Xunzi, outro seguidor de Confúcio, foi mais agressivo e radical, um tipo de antecessor de Hobbes, pois via uma formação malsã natural à humanidade, além de criticar a propriedade privada (um caso realmente curioso): “Defensor da ordem, achava que somente o respeito às leis seria suficiente para a tranquilidade no ato de governar bem o Estado. Considerava que o homem possuía uma natureza má, razão pela qual visava unicamente possuir bens materiais” (Handa, 2004, p. 19). Em conexão entre ambos, há a lição de que se há sociabilidade, não há porque haver sedição (parece ser um raciocínio bem simples e objetivo). A razão política do Estado deveria estar em servir ao povo e não o contrário. A dominação dar-se-ia pela persuasão do povo. A Escola Mozi ou Modi (468 – 376 a.C.) teve uma interpretação particular do governo, da política ou da guerra, mas é destacada aqui porque, de um certo modo, desembocou na tradição de Sun Tzu.

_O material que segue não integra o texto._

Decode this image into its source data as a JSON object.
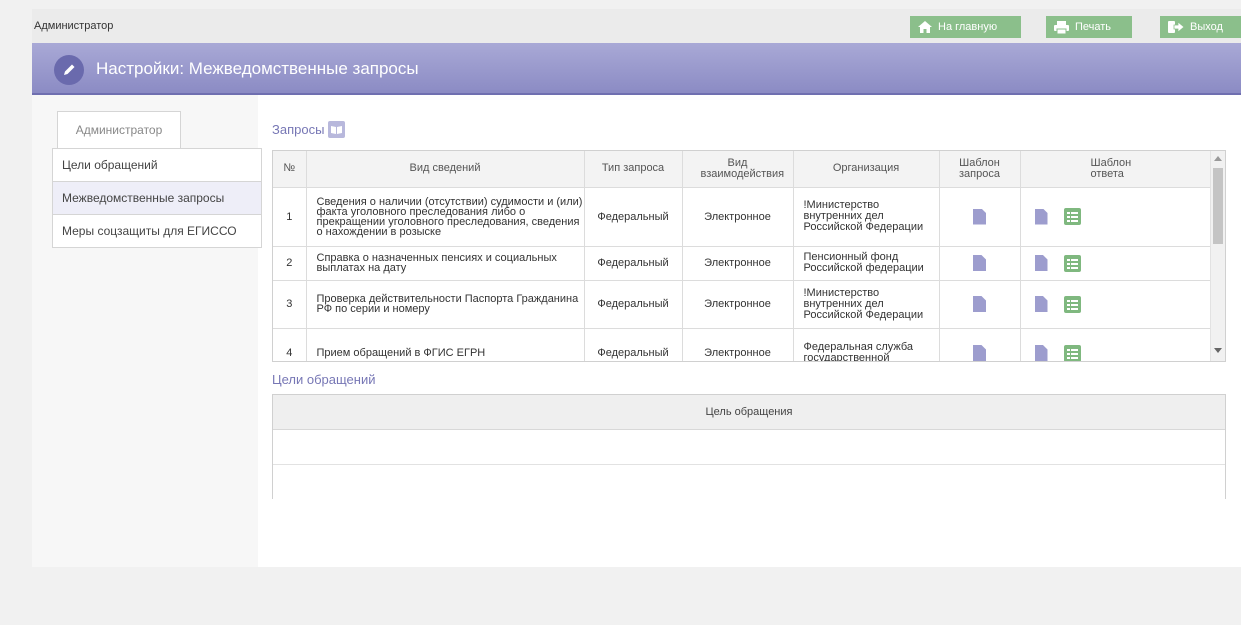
{
  "header": {
    "user": "Администратор",
    "buttons": {
      "home": "На главную",
      "print": "Печать",
      "exit": "Выход"
    }
  },
  "title": "Настройки: Межведомственные запросы",
  "sidebar": {
    "tab": "Администратор",
    "items": [
      {
        "label": "Цели обращений",
        "active": false
      },
      {
        "label": "Межведомственные запросы",
        "active": true
      },
      {
        "label": "Меры соцзащиты для ЕГИССО",
        "active": false
      }
    ]
  },
  "requests": {
    "title": "Запросы",
    "columns": [
      "№",
      "Вид сведений",
      "Тип запроса",
      "Вид взаимодействия",
      "Организация",
      "Шаблон запроса",
      "Шаблон ответа"
    ],
    "rows": [
      {
        "num": "1",
        "kind": "Сведения о наличии (отсутствии) судимости и (или) факта уголовного преследования либо о прекращении уголовного преследования, сведения о нахождении в розыске",
        "type": "Федеральный",
        "interaction": "Электронное",
        "org": "!Министерство внутренних дел Российской Федерации"
      },
      {
        "num": "2",
        "kind": "Справка о назначенных пенсиях и социальных выплатах на дату",
        "type": "Федеральный",
        "interaction": "Электронное",
        "org": "Пенсионный фонд Российской федерации"
      },
      {
        "num": "3",
        "kind": "Проверка действительности Паспорта Гражданина РФ по серии и номеру",
        "type": "Федеральный",
        "interaction": "Электронное",
        "org": "!Министерство внутренних дел Российской Федерации"
      },
      {
        "num": "4",
        "kind": "Прием обращений в ФГИС ЕГРН",
        "type": "Федеральный",
        "interaction": "Электронное",
        "org": "Федеральная служба государственной"
      }
    ]
  },
  "goals": {
    "title": "Цели обращений",
    "column": "Цель обращения"
  },
  "colors": {
    "accent": "#8b8bc4",
    "button": "#8bbf8b",
    "icon_doc": "#9d9dce"
  }
}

Moziou Modi tinha por princípio defender que as pessoas capazes e virtuosas ocupassem a posição de liderança do governo e do Estado. Também pressupunha a disciplina e o uso da lei como meio de força (do que derivou a Escola do Legalismo). A Escola Legalista, dirigida por Hanfei, discípulo de Xunzi, previa o uso da lei como coerção, a fim de impor a ordem e garantir a soberania, a dominação: “Todas as manobras políticas poderiam ser utilizadas pelo rei, desde que pudessem controlar os ânimos do povo e subalternos” (Handa, 2004, p. 20). Desse modo, opunha prudência e coerção — não havia muita sutileza —, e poderia ser considerado um Maquiavel da China. A Escola dos Estrategistas teve suas bases ditadas por Sun Tzu e Sun Bin, como veremos adiante, detalhadamente. A Escola de Shang Yang (ou Kung-sun Yang), no século III a.C., demonstrou ser uma vertente política da Escola Legalista. No conhecido período das guerras, a unificação chinesa era um pensamento dominante, e Shang Yang propunha um sistema de governo ideal. Porém, o pensamento do mestre Shang não foi aproveitado no reino Wei, o que o levou a mudar-se para o reino de Qin. Ali, então, propôs utilizar-se do programa da Escola Legalista para fortalecer o Estado: “Todos eram vistos com igualdade diante da obediência das leis. Ninguém se encontrava em posição superior a elas, inclusive os governantes” (Handa, 2004, p. 21). Com este sentido e propósito firmemente calcado na ideia da prudência, os príncipes deveriam submeter-se à obediência das leis do reino.  O Taoísmo formulou uma trinca interessante acerca disto que denominados de Teoria Social do Estado e do Direito.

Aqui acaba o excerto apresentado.